In the case of owners, most claimants are shareholders.  That is, it is the shareholders who have a legal right to the residual profits that a company earns and they elect the Board of Directors who elect the management of the firm.   Most good capitalists (no, that’s not an oxymoron although it certainly can be!) understand that they must abide by the laws, serve their customers, serve their employees, do what’s in the best interest of the firm and hopefully generate a profit which rewards the owners as well as the corporation and all involved (after all, a company that goes out of business can’t benefit anyone).  These goals are not necessarily at odds with one another.  In fact, the best and most viable corporations generally balance them all pretty well.  The problem is, it’s not easy to balance all of these goals and most companies fail in trying.  In addition, I think one could argue that, in the last 30 years, some components have been ignored at the expense of others.

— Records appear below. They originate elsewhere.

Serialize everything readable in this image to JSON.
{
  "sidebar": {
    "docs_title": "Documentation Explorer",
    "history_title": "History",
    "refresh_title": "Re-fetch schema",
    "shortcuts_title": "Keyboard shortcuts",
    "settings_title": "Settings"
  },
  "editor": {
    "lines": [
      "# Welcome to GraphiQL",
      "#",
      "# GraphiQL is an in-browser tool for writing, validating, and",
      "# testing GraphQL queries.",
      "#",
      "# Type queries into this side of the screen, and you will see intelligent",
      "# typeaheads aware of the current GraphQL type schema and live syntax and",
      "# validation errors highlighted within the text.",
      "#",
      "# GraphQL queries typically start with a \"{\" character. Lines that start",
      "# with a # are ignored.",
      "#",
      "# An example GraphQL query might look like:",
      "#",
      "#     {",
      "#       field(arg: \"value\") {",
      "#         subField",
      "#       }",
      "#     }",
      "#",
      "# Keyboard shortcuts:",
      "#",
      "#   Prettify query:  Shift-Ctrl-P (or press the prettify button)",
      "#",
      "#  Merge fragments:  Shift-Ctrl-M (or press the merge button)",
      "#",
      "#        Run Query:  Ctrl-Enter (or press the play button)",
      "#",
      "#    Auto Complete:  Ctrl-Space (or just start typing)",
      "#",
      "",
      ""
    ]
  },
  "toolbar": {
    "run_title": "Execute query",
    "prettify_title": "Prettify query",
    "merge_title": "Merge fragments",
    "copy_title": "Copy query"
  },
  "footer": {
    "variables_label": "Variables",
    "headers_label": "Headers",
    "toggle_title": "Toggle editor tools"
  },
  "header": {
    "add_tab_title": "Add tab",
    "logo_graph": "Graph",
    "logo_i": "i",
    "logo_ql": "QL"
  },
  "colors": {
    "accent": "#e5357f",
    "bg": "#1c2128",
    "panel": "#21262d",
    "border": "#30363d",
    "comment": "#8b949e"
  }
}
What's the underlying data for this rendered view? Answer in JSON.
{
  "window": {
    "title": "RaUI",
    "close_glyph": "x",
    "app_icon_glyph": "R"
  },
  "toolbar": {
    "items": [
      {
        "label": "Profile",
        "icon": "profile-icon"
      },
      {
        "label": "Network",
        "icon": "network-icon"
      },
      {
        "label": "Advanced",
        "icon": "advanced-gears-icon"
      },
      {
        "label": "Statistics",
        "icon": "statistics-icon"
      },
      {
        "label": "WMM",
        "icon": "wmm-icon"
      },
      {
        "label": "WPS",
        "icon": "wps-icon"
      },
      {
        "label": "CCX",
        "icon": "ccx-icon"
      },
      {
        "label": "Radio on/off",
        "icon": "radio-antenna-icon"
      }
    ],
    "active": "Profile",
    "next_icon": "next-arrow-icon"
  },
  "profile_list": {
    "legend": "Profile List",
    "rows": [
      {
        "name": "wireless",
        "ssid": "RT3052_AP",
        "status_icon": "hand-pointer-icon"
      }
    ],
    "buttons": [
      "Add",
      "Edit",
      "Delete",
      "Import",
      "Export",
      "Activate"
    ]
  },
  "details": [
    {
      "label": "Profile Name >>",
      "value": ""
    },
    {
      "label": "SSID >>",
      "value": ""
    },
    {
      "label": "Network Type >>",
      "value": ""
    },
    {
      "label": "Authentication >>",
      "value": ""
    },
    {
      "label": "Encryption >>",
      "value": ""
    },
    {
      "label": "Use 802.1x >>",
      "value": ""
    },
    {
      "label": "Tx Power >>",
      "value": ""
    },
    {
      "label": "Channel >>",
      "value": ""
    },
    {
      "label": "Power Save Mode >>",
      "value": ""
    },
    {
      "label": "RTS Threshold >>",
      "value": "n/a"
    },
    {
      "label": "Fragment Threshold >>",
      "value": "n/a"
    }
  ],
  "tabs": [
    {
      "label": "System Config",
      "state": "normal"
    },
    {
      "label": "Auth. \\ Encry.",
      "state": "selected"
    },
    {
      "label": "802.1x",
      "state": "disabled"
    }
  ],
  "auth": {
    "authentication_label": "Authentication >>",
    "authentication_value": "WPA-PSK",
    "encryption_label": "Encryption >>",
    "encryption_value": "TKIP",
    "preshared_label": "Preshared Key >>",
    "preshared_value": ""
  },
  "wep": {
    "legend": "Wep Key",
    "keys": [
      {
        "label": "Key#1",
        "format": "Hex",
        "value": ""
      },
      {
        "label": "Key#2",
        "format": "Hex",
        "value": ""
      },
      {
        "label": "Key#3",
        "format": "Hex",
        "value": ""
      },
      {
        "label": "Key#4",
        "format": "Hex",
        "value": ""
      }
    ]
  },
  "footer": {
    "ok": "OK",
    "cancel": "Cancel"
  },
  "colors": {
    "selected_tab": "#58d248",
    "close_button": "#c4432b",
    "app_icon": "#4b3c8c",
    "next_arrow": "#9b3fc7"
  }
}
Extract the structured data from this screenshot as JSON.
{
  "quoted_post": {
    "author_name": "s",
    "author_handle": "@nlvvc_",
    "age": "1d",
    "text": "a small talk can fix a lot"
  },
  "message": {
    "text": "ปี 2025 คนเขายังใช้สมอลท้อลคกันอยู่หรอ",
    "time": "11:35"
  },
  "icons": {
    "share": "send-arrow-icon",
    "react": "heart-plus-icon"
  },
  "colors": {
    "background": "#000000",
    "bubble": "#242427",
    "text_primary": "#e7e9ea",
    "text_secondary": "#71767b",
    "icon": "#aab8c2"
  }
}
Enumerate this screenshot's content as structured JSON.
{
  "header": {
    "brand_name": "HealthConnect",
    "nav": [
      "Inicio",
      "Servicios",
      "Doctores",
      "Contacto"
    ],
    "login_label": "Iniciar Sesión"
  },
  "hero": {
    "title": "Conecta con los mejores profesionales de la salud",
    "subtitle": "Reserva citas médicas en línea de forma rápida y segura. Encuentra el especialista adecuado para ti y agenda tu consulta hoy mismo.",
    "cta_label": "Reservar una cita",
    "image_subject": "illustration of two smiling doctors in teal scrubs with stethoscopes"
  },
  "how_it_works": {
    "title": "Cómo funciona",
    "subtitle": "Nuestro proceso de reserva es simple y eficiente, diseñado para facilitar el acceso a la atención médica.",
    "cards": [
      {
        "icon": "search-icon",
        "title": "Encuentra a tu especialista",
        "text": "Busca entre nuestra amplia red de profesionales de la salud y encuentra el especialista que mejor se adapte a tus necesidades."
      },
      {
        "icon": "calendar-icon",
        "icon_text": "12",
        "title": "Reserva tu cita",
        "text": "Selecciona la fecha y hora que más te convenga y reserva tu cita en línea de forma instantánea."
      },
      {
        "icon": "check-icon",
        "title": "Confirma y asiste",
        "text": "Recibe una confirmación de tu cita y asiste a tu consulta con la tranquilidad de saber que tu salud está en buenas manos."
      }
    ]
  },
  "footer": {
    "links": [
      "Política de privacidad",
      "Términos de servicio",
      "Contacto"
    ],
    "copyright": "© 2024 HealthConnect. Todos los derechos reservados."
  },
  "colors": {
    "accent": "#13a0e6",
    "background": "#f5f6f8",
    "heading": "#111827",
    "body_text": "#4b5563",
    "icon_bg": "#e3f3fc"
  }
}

On the whole, the concept of “maximizing shareholder value” is not a myth at all.  But if taken to an extreme, I think that capitalists can abuse the concept and try to implement this concept with the hope of near-term gains at the expense of long-term gains.  This makes the concept of “maximizing shareholder value” a potentially dangerous one because the desire to maximize short-term gains can, at times, hurt the firm in the long-run.  And that generally involves a good deal of collateral damage. Is that happening to the degree that some commentators tend to imply? I suspect not. On the whole capitalism is the best system aside from all the rest. And the public markets, despite some greed and short-termism are a demonstrable public good. So, it’s not that this concept is inherently evil.  More likely, it’s that the concept can be abused by people who misunderstand how it should be conceptualized within a broader framework of a capitalist entity’s long-term goals.